Everyone involved in MediaWiki deployment: developers, deployers, and SREs wish our deploys were faster and safer.

Almost all medium and large companies separate the activities of development and infrastructure management [...] the most important thing to keep in mind is that all stakeholders have a common goal: making the release of valuable software a low-risk activity.

– Continuous Delivery, Jez Humble (pg 280)

Our current process is faster and safer than at any time in the past, but our deployment process is neither fast nor safe.

We've released 24 versions in the 30 weeks of the 1.36 release cycle as of February 2021. In that cycle there have been 286 backports, and we've rolled back the train 27 times.

We exhibit many anti-patterns in our approach to deployment. A quote from Continuous Delivery that I've circled, starred, and written "¡OMG!" in the margins next to captures the current status well:

As pressure increases the defined process for collaboration between the development and deployment teams is subverted, in order to get the deployment done within the time allocated to the deployment team

– Continuous Delivery, Jez Humble (pg 8)

Organizational Impediments

The goal of the Deployment Pipeline is to deliver code to production faster. This is a technical solution to a bigger problem.

There are impediments to delivering software outside of our technical ability to deliver safely (although there is much room for improvement there).
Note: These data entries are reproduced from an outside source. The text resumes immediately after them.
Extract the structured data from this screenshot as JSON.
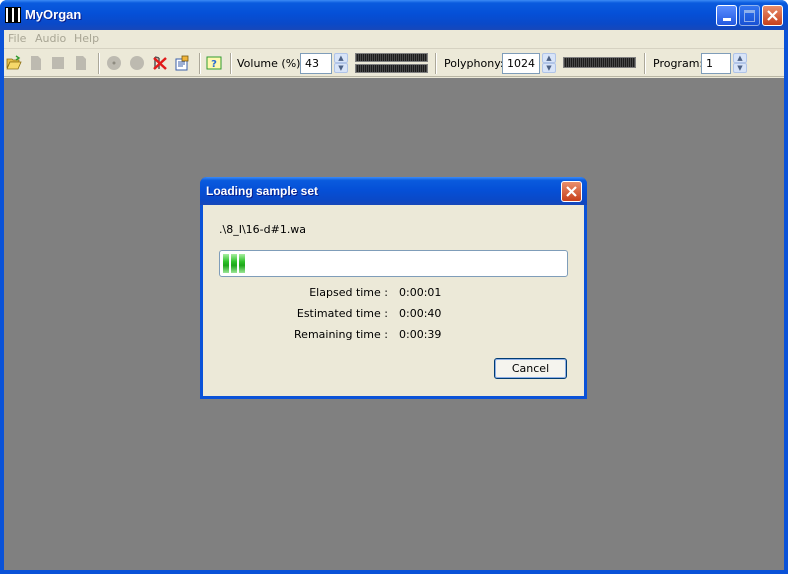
{
  "window": {
    "title": "MyOrgan"
  },
  "menu": [
    "File",
    "Audio",
    "Help"
  ],
  "toolbar": {
    "volume_label": "Volume (%):",
    "volume_value": "43",
    "polyphony_label": "Polyphony:",
    "polyphony_value": "1024",
    "program_label": "Program:",
    "program_value": "1",
    "icons": [
      "open-folder-icon",
      "document-icon",
      "save-icon",
      "document-icon",
      "record-icon",
      "record-icon",
      "panic-icon",
      "settings-icon",
      "help-icon"
    ]
  },
  "dialog": {
    "title": "Loading sample set",
    "file": ".\\8_I\\16-d#1.wa",
    "progress": 0.08,
    "rows": [
      {
        "label": "Elapsed time :",
        "value": "0:00:01"
      },
      {
        "label": "Estimated time :",
        "value": "0:00:40"
      },
      {
        "label": "Remaining time :",
        "value": "0:00:39"
      }
    ],
    "cancel_label": "Cancel"
  },
  "colors": {
    "titlebar": "#0550d7",
    "workspace": "#808080",
    "progress_green": "#2fc12a"
  }
}
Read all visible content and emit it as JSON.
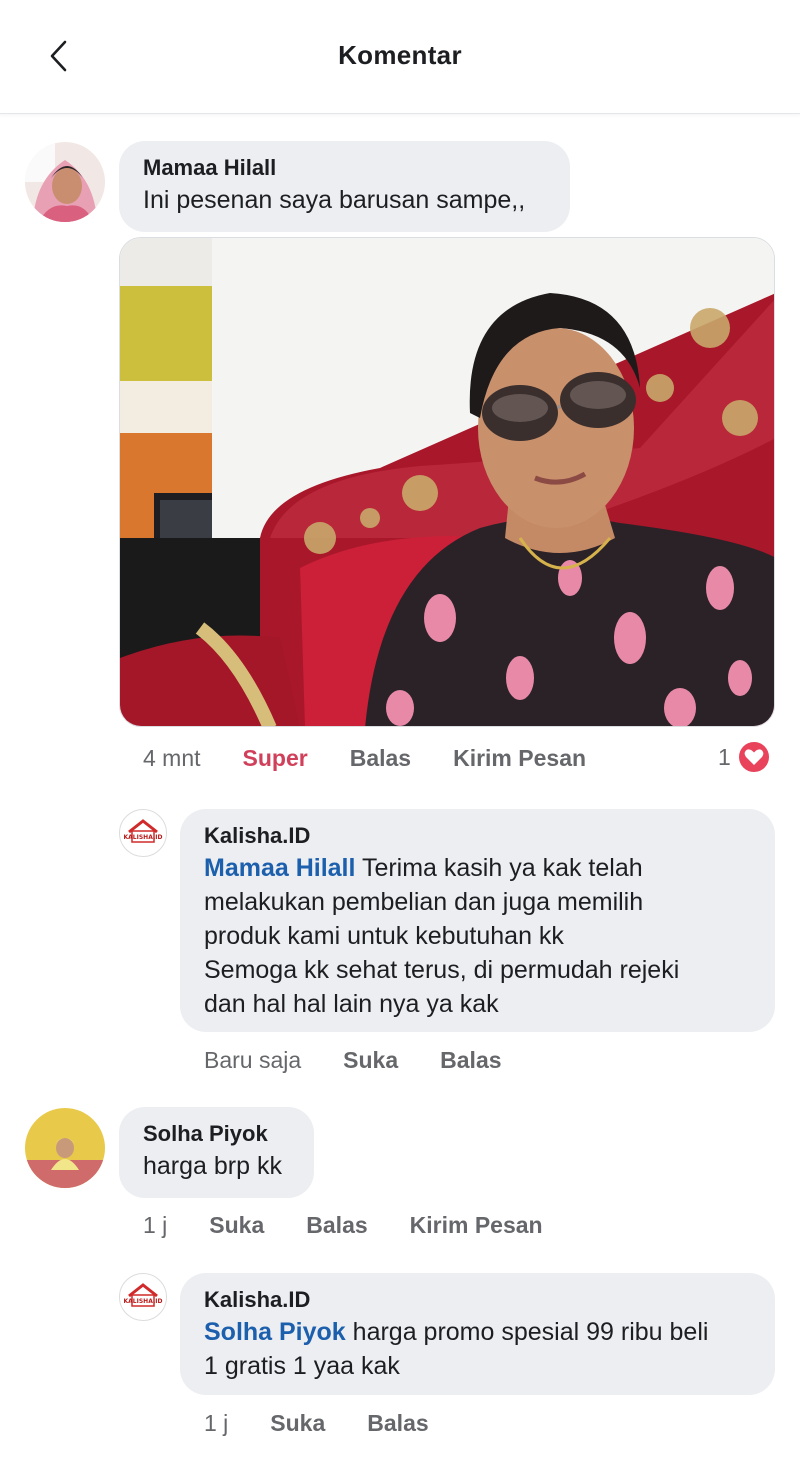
{
  "header": {
    "title": "Komentar",
    "back_icon": "chevron-left-icon"
  },
  "comments": [
    {
      "author": "Mamaa Hilall",
      "text": "Ini pesenan saya barusan sampe,,",
      "time": "4 mnt",
      "reaction_label": "Super",
      "reply_label": "Balas",
      "message_label": "Kirim Pesan",
      "reaction_count": "1",
      "reaction_icon": "heart-icon",
      "reply": {
        "author": "Kalisha.ID",
        "mention": "Mamaa Hilall",
        "lines": [
          " Terima kasih ya kak telah",
          "melakukan pembelian dan juga memilih",
          "produk kami untuk kebutuhan kk",
          "Semoga kk sehat terus, di permudah rejeki",
          "dan hal hal lain nya ya kak"
        ],
        "time": "Baru saja",
        "like_label": "Suka",
        "reply_label": "Balas",
        "logo_text": "KALISHA.ID"
      }
    },
    {
      "author": "Solha Piyok",
      "text": "harga brp kk",
      "time": "1 j",
      "like_label": "Suka",
      "reply_label": "Balas",
      "message_label": "Kirim Pesan",
      "reply": {
        "author": "Kalisha.ID",
        "mention": "Solha Piyok",
        "lines": [
          " harga promo spesial 99 ribu beli",
          "1 gratis 1 yaa kak"
        ],
        "time": "1 j",
        "like_label": "Suka",
        "reply_label": "Balas",
        "logo_text": "KALISHA.ID"
      }
    }
  ],
  "colors": {
    "accent_mention": "#1b5fad",
    "super_reaction": "#d1405a",
    "bubble_bg": "#eceef1",
    "heart": "#e8435a"
  }
}
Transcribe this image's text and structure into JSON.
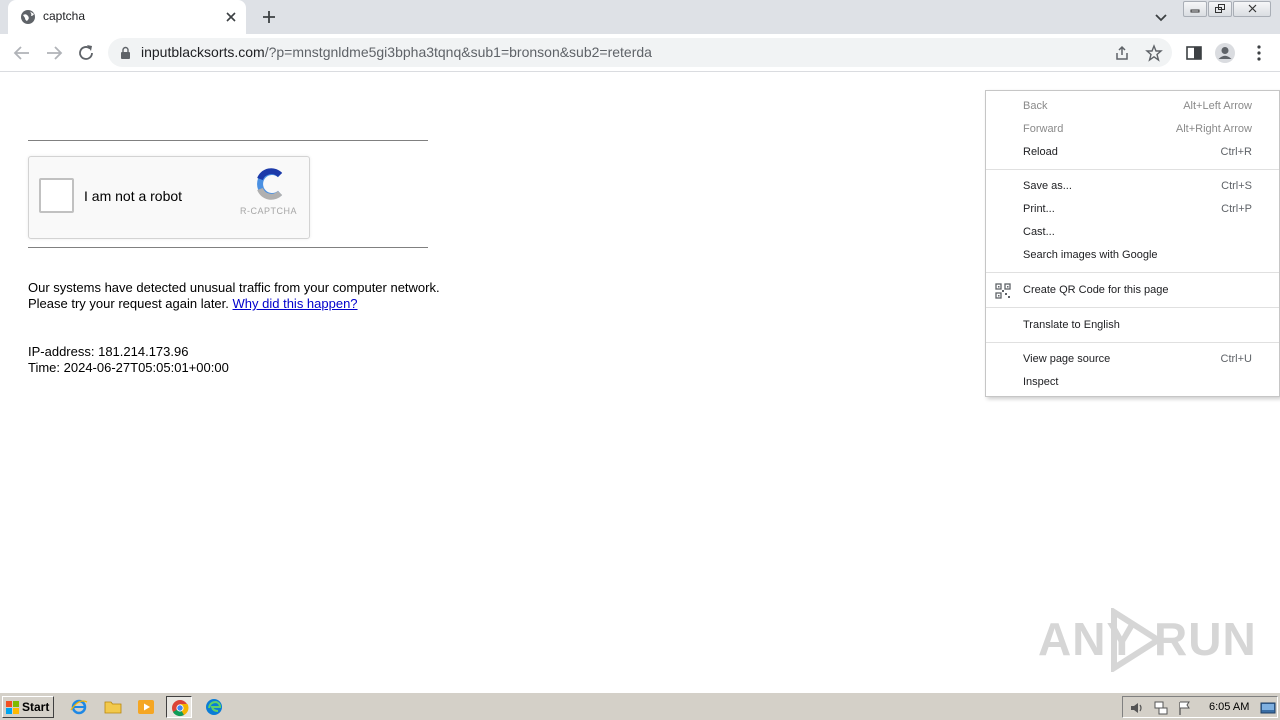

In identifying a set of capabilities that drive higher software delivery:

[DevOps Research and Assessment -- a team inside of Google Cloud]'s research shows that a high-trust, generative culture predicts software delivery and organizational performance in technology.

https://cloud.google.com/solutions/devops/devops-culture-westrum-organizational-culture

Simply put: we need more communication and more empathy to deploy faster. The design of the triage meetings is to communicate informally between teams about our delivery.

The way to change culture is not to first change how people think, but instead to start by changing how people behave—what they do.

– John Shook, Toyota

The train log triage meeting’s goals are:

  1. to ensure that developers are looking at production logs
  2. to communicate that to deployers

Any process that achieves those two goals will make deployment faster...eventually.